In order to practice this steadfastness, Lawson’s group would engage in role play. Lewis used to call it the “social drama.” This role play involved going through scenarios to practice reacting to aggression. What if someone were to call you names? What if someone were to spit at you or kick you? Lewis said you had to go through motions to prepare yourself to respond with love instead of violence. This response required practice.

And the practice, for him, worked. He remained steadfast on Bloody Sunday, during the Selma to Montgomery marches, despite terrifying threats. In his memoir, Walking With the Wind, Lewis wrote that they were walking down the street, and “…then, out of nowhere, from every direction, came people. White people. Men, women and children. Dozens of them. Hundreds of them. Out of alleys, out of side streets, around the corners of office buildings, they emerged from everywhere, from all directions, all at once, as if they’d been let out of a gate. They carried every makeshift weapon imaginable. Baseball bats, wooden boards, bricks, chains, tire irons, pipes, even garden tools—hoes and rakes. One group had women in front, their faces twisted in anger, screaming, ‘Git them n***ers, GIT them n***ers!’…. and now they turned to us, this sea of people, more than three hundred of them, shouting and screaming, men swinging fists and weapons, women swinging heavy purses, little children clawing with their fingernails at the faces of anyone they could reach.” He was beaten until he fell unconscious. He reflected back, “I thought I was going to die.
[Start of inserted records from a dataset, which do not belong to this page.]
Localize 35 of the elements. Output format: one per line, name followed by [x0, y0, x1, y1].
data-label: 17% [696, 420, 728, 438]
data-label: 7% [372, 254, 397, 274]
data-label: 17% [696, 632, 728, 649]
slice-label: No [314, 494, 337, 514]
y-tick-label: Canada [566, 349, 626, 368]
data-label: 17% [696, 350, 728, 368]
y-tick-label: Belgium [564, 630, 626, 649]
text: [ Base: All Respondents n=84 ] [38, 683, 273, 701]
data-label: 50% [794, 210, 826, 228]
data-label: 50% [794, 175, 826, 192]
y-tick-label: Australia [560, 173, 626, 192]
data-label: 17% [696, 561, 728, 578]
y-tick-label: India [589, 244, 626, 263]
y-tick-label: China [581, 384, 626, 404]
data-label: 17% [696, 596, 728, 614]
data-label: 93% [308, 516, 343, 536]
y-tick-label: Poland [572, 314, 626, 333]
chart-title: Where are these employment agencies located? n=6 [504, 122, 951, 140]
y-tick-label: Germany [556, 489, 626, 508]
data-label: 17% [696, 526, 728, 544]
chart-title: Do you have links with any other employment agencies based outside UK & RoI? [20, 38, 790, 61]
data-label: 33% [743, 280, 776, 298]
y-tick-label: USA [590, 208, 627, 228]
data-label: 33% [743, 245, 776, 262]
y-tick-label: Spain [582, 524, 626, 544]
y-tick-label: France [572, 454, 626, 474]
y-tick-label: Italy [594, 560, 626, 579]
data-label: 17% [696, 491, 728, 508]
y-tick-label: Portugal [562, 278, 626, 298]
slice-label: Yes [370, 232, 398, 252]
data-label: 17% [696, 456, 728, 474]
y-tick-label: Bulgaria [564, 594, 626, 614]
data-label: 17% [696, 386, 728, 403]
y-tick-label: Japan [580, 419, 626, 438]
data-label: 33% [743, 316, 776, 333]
But he saw something in these experiences that was liberating, cleansing, redemptive. Something that might open a person to a higher power, a force that is right and moral. The force of righteous truth that is the basis of human conscience. A force that is described as a true quest for freedom, as a true love in action. “Freedom is not a state; it is an act [of love].”  

Despite the lynchings of his youth, the recent protests sparked by the death of George Floyd, Breonna Taylor, and many more, Lewis’s message remains one of hope. Never despair. Have faith and pray.

The death of John Lewis will leave a big hole behind. But his name will be remembered. His commitment to justice through love and nonviolence remains instructive for us all, something to which we might aspire. America lost its soul. The Black Community mourns a wisdom figure. Congress will forever miss him. 

John Lewis. He crossed many bridges. Let us build more bridges in his memory.